While R&FA conducted much of their opposition to the contract in the media, the LRP and RTW swung into action. Josephson attended numerous union meetings to denounce the sellout and argue for a No vote. All supporters were mobilized to distribute 10,000 copies of a new RTW opposing the contract throughout the system. We received an overwhelmingly supportive response from workers eager to read a knowledgeable discussion of the decisive question facing their union.

Josephson then joined with Marty Goodman to sponsor the founding meeting of Transit Workers Against the Contract (TWAC). R&FA boycotted the meeting, slandering it as an attempt to build an LRP front group. Despite their efforts, about thirty workers attended. TWAC’s first meeting featured a long discussion of the contract, with a Toussaint representative trying to defend it. But the overwhelming majority of workers present voted to form the committee and adopted a statement against the contract and of no confidence in Toussaint, of which thousands were distributed in the coming week.

Directly through RTW, and with other militants through TWAC, we did all we could to defeat Toussaint’s sellout. But not enough militant transit workers had been won to the task of building an alternative leadership in the union, one that could win workers’ confidence to take the struggle forward if the contract was defeated. Toussaint thus succeeded in ramming through the contract, but the struggle continues.

In the coming months the MTA will undoubtedly take advantage of its contract gains and escalate its attacks on the union. Toussaint’s betrayal of the struggle underscores the importance of building a new leadership for the union. We will be ready to join with every worker committed to fighting for mass action to defeat the bosses’ attacks.

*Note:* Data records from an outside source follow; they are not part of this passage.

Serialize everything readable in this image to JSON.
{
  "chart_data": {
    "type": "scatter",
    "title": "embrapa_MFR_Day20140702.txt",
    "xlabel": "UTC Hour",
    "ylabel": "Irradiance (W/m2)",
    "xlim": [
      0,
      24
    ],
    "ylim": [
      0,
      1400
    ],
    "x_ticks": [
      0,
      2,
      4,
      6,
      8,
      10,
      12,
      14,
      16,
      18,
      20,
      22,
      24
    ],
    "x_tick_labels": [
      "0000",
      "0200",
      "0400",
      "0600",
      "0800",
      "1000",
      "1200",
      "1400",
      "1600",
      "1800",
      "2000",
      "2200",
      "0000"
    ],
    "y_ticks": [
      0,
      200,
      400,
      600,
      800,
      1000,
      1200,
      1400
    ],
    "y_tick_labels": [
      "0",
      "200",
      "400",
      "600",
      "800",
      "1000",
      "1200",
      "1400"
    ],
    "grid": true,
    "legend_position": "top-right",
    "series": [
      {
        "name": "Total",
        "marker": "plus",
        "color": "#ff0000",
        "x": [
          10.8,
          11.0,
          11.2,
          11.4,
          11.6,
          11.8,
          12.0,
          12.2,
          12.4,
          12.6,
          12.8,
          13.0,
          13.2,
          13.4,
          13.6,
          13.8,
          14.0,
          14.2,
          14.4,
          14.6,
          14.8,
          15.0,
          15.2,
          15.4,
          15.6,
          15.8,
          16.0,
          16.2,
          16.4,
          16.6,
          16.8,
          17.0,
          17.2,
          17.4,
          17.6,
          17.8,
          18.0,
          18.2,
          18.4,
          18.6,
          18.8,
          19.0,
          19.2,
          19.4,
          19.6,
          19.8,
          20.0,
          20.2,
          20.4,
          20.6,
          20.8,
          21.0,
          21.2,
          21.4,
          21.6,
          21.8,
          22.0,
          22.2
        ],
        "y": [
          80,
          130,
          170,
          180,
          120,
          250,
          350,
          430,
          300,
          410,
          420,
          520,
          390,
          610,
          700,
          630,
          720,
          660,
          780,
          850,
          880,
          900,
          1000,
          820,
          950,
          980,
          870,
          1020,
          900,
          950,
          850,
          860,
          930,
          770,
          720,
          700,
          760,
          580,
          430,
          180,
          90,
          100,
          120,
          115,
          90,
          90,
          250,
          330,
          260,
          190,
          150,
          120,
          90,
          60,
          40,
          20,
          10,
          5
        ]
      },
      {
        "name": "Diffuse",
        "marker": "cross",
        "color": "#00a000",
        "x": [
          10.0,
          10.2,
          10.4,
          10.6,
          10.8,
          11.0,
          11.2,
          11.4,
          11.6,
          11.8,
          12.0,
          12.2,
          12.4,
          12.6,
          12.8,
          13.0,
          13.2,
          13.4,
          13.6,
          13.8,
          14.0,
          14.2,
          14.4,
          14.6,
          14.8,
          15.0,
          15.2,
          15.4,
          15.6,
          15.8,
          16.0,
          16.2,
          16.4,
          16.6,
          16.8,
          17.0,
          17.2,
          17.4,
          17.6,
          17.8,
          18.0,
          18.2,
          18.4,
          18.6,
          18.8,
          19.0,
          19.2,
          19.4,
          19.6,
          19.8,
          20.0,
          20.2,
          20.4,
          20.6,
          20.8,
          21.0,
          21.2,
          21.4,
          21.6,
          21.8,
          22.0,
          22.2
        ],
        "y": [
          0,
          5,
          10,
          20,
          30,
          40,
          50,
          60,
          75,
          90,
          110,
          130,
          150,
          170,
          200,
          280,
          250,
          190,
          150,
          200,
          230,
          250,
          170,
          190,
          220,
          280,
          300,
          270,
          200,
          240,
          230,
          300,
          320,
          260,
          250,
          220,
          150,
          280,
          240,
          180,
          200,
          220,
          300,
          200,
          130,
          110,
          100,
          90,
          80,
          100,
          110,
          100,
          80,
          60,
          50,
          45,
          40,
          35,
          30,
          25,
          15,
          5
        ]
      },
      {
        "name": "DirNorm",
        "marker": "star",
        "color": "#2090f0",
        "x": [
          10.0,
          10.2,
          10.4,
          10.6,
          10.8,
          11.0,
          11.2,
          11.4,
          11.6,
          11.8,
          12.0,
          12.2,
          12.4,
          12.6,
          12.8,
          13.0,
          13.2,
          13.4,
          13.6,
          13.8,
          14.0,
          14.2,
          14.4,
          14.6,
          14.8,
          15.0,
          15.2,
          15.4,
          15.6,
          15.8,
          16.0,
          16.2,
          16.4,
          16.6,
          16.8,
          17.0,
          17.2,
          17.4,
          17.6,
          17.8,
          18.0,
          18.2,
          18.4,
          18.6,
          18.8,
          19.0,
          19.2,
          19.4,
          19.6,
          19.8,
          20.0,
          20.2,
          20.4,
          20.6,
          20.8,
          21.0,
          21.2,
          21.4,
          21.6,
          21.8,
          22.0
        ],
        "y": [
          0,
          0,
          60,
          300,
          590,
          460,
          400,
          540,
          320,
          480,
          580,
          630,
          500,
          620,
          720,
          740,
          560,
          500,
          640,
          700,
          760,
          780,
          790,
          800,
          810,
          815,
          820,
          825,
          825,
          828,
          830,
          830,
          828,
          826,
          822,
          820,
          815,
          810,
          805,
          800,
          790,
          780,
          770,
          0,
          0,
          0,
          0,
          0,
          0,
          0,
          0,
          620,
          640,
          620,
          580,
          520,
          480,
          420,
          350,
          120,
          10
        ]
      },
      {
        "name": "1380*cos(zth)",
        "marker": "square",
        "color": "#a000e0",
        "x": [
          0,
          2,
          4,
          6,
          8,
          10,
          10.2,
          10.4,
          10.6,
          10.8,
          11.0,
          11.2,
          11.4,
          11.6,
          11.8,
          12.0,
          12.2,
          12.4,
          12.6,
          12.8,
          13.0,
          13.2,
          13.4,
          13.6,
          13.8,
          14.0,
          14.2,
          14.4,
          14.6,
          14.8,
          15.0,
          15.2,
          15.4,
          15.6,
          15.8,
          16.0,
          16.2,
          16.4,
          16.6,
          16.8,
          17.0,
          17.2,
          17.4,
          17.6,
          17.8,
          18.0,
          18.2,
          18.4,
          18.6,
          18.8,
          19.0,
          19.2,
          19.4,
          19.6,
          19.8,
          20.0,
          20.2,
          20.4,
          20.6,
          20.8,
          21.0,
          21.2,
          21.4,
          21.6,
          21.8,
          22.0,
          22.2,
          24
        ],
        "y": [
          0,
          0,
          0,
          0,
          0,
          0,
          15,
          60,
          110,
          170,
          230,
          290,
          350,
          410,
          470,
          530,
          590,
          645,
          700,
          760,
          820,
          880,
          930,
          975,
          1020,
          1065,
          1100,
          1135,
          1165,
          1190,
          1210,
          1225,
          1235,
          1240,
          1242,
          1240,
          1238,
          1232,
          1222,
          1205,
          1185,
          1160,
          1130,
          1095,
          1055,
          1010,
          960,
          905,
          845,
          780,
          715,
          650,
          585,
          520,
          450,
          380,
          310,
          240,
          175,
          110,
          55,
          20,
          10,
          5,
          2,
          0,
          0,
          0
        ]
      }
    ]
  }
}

We expect that militant workers who joined with us in TWAC, as well as others who have become subscribers and distributors of RTW, will want to work more closely with us in the future. For our part, we will also work to convince our fellow workers that the only perspective that can really answer the demands of the struggle is that of building a revolutionary socialist party leadership to lead not just transit workers’ struggles to victory, but those of the entire working class.